According to him, “We are on target to make the Asaba International Airport meet the required standards set by the aviation authorities and we are doing everything necessary to ensure that larger planes can land there”.

Continuing, he said, “there is so much pressure for bigger planes to start landing at our airport and we needed to speed up the pace so that when the regulatory authorities come, they would see that we have done all we need to do”.

The Governor clarified that the regulatory authorities requested that the hills around the airport must be reduced as one of the requirements to be met before approval can be given to enable bigger planes land at the airport.

The Governor added that the demolition of the hills had nothing to do with the visit of dignitaries to the recently concluded South South Summit at Asaba.

In his words, “the contract to bring down the hills around the airport was not awarded because of the South South Summit, the contract had been awarded from the onset but the contractor was slow, so because of the time frame, we had to engage two other contractors to fast track the completion of the work”.

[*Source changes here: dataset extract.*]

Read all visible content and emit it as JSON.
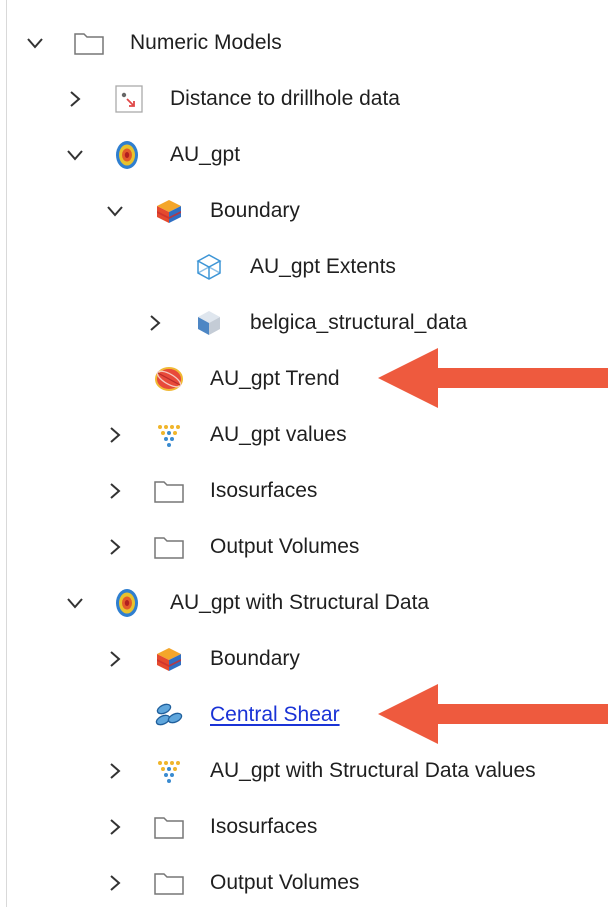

Explaining further, Dr. Uduaghan said the ongoing work to demolish the hills is at no additional cost to the total project sum as it was conceptualized from the beginning.”
The governor’s explanation raised more questions. Was N7.4billion awarded for the demolition of hills at Asaba Airport? Was this amount not too high for such a project? If actually, the demolition of the airport was not for the presidential jet to land and not for the summit, how come the rush to demolish the hills in ten days before the commencement of the summit?
All Deltans are asking is for the government to honestly tell them the truth about this project and other projects in the state. It is only when this trust have been built that the citizens of this great state will become more responsive to the government.
Threatening Deltans that “the governor has many powers; he can do whichever thing he likes. The governor has powers to demolish any house and he has power to even kill, whatever you can think of…” will not make Delta State a better place. Deltans never elected anybody to kill them but someone that will improve their lives. Any unconstitutional means used by any elected official to suppress the will of the people will be resisted. In any case, history has never favoured any despot.
The only way that Deltans will stop question the actions of government is when there is good governance and provision of dividends of democracy. Let us discuss on ideas that will move the state forward and not threats. Let there be fertilization of ideas in the state.
Meanwhile, what is the truth about this N7.4billion?